Step 2: Tokenization
from nltk import word_tokenize tokens = word_tokenize(text) print(tokens)
Output:
['Sundar', 'Pichai', 'is', 'the', 'CEO', 'of', 'Google', 'and', 'lives', 'in', 'California', '.']
Step 3: Part-of-Speech (POS) Tagging
from nltk import pos_tag pos_tags = pos_tag(tokens) print(pos_tags)
Output:
[('Sundar', 'NNP'), ('Pichai', 'NNP'), ('is', 'VBZ'), ('the', 'DT'),
('CEO', 'NNP'), ('of', 'IN'), ('Google', 'NNP'), ('and', 'CC'),
('lives', 'VBZ'), ('in', 'IN'), ('California', 'NNP'), ('.', '.')]
Explanation:
NNP→ Proper noun (singular)VBZ→ Verb (3rd person singular present)DT→ Determiner
Step 4: Named Entity Chunking
from nltk import ne_chunk chunks = ne_chunk(pos_tags) print(chunks)
Output (tree structure):
(S (PERSON Sundar/NNP Pichai/NNP) is/VBZ the/DT CEO/NNP of/IN (ORGANIZATION Google/NNP) and/CC lives/VBZ in/IN (GPE California/NNP) ./.)
Explanation:
(PERSON Sundar Pichai)→ Person name(ORGANIZATION Google)→ Organization(GPE California)→ Geopolitical Entity (location)
6. Visualizing the Named Entity Tree
NLTK can visualize the hierarchical entity structure using its tree visualizer.
chunks.draw()
A GUI window will open showing a tree with labeled entities (PERSON, ORGANIZATION, GPE).
7. Extracting Named Entities Programmatically
You can programmatically extract all recognized entities using this function:
from nltk.tree import Tree
def extract_named_entities(tree):
entities = []
for subtree in tree:
if isinstance(subtree, Tree):
entity_name = " ".join([token for token, pos in subtree.leaves()])
entity_type = subtree.label()
entities.append((entity_name, entity_type))
return entities
entities = extract_named_entities(chunks)
print(entities)
Output:
[('Sundar Pichai', 'PERSON'), ('Google', 'ORGANIZATION'), ('California', 'GPE')]
8. NER Example with Multiple Sentences
paragraph = """Elon Musk founded SpaceX in 2002.

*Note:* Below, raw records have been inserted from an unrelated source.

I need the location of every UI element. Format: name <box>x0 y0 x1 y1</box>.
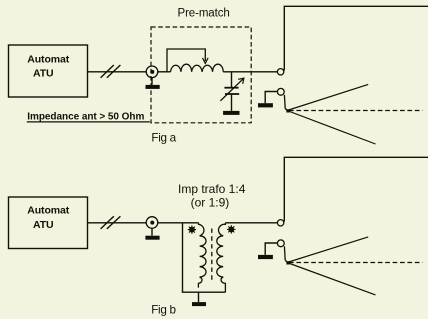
wire: ground post to ground symbol (Fig a) <box>265 92 277 104</box>
wire: ground post to ground symbol (Fig b) <box>265 243 277 255</box>
radial wire upper (Fig b) <box>287 237 368 263</box>
terminal: antenna post circle (Fig b) <box>277 220 283 226</box>
junction dot at radials vertex (Fig b) <box>286 261 289 264</box>
ground below transformer (Fig b) <box>192 292 206 306</box>
node: feed point circle with centre dot (Fig a) <box>146 66 158 78</box>
terminal: antenna post circle (Fig a) <box>277 69 283 75</box>
wire: ATU output to feed node (Fig a) <box>88 71 146 73</box>
dashed enclosure: Pre-match box <box>151 27 251 123</box>
svg-text:(or 1:9): (or 1:9) <box>191 195 230 209</box>
svg-text:Fig a: Fig a <box>151 132 176 145</box>
junction dot at radials vertex (Fig a) <box>286 109 289 112</box>
svg-text:Fig b: Fig b <box>151 303 176 316</box>
transmission-line slashes (Fig b) <box>101 216 121 229</box>
svg-text:ATU: ATU <box>33 68 54 80</box>
box U2: Automat ATU (Fig b) <box>9 197 88 249</box>
label: Impedance ant > 50 Ohm (underlined) <box>27 112 150 123</box>
radial wire lower (Fig b) <box>287 263 376 295</box>
ground below capacitor (Fig a) <box>223 111 239 115</box>
node: feed point circle with centre dot (Fig b) <box>146 217 158 229</box>
svg-text:Automat: Automat <box>27 205 69 217</box>
transformer T1 secondary winding <box>217 223 226 292</box>
ground at antenna feed (Fig b) <box>258 255 273 259</box>
wire: transformer secondary to antenna terminal (Fig b) <box>225 222 277 224</box>
variable capacitor C1 (Fig a) <box>220 72 244 111</box>
radial wire middle dashed (Fig a) <box>289 110 423 112</box>
ground at feed node (Fig a) <box>146 78 160 89</box>
transformer T1 core (dashed) <box>211 229 213 282</box>
svg-text:Automat: Automat <box>27 53 69 65</box>
wire: inductor to antenna terminal through capacitor tap (Fig a) <box>223 71 277 73</box>
wire: transformer bottom return (Fig b) <box>182 291 226 293</box>
ground at feed node (Fig b) <box>145 228 159 239</box>
wire: ground post to radials vertex (Fig b) <box>284 246 287 262</box>
radial wire upper (Fig a) <box>287 84 368 110</box>
transmission-line slashes (Fig a) <box>101 65 121 78</box>
radial wire middle dashed (Fig b) <box>289 262 423 264</box>
variable inductor L1 (Fig a) <box>171 64 224 72</box>
terminal: ground post circle (Fig b) <box>277 240 284 247</box>
phase dot: secondary (Fig b) <box>227 225 235 233</box>
antenna lead wire up and to the right (Fig a) <box>284 6 428 70</box>
svg-text:Impedance ant > 50 Ohm: Impedance ant > 50 Ohm <box>27 112 144 123</box>
wire: node to transformer primary (Fig b) <box>158 222 199 224</box>
label: Automat ATU (Fig a) <box>27 53 69 79</box>
svg-text:Pre-match: Pre-match <box>178 8 230 20</box>
wire: ground post to radials vertex (Fig a) <box>284 95 287 111</box>
ground at antenna feed (Fig a) <box>258 103 273 107</box>
tap bracket with down arrow over inductor (Fig a) <box>167 49 208 72</box>
antenna lead wire up and to the right (Fig b) <box>284 157 428 221</box>
radial wire lower (Fig a) <box>287 111 376 145</box>
wire: ATU output to feed node (Fig b) <box>88 222 146 224</box>
transformer T1 primary winding <box>198 223 206 288</box>
wire: node to inductor (Fig a) <box>158 71 171 73</box>
svg-text:ATU: ATU <box>33 219 54 231</box>
box U1: Automat ATU (Fig a) <box>9 45 88 97</box>
svg-text:Imp trafo 1:4: Imp trafo 1:4 <box>178 182 246 196</box>
label: Automat ATU (Fig b) <box>27 205 69 231</box>
phase dot: primary (Fig b) <box>188 225 196 233</box>
wire: shunt down-lead from feed wire (Fig b) <box>182 223 184 292</box>
terminal: ground post circle (Fig a) <box>277 88 284 95</box>
label: Imp trafo 1:4 (or 1:9) <box>178 182 246 209</box>
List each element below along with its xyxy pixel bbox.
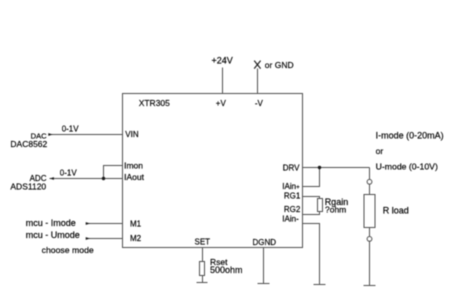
svg-text:ADS1120: ADS1120: [10, 181, 46, 191]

He also leads Tesla Motors, headquartered in California."""
sentences = nltk.sent_tokenize(paragraph)
for sentence in sentences:
tokens = nltk.word_tokenize(sentence)
pos_tags = nltk.pos_tag(tokens)
tree = nltk.ne_chunk(pos_tags)
print(extract_named_entities(tree))
Output:
[('Elon Musk', 'PERSON'), ('SpaceX', 'ORGANIZATION')]
[('Tesla Motors', 'ORGANIZATION'), ('California', 'GPE')]
9. How NLTK’s NER Works Internally
NLTK’s built-in NER is based on a maximum entropy classifier, which uses:
- Contextual word features
- POS tags
- Capitalization patterns
- Surrounding words
This model was trained on the ACE (Automatic Content Extraction) and CoNLL-2002/2003 corpora.
However, its accuracy is lower than modern transformer-based NER models like BERT or spaCy’s neural pipelines.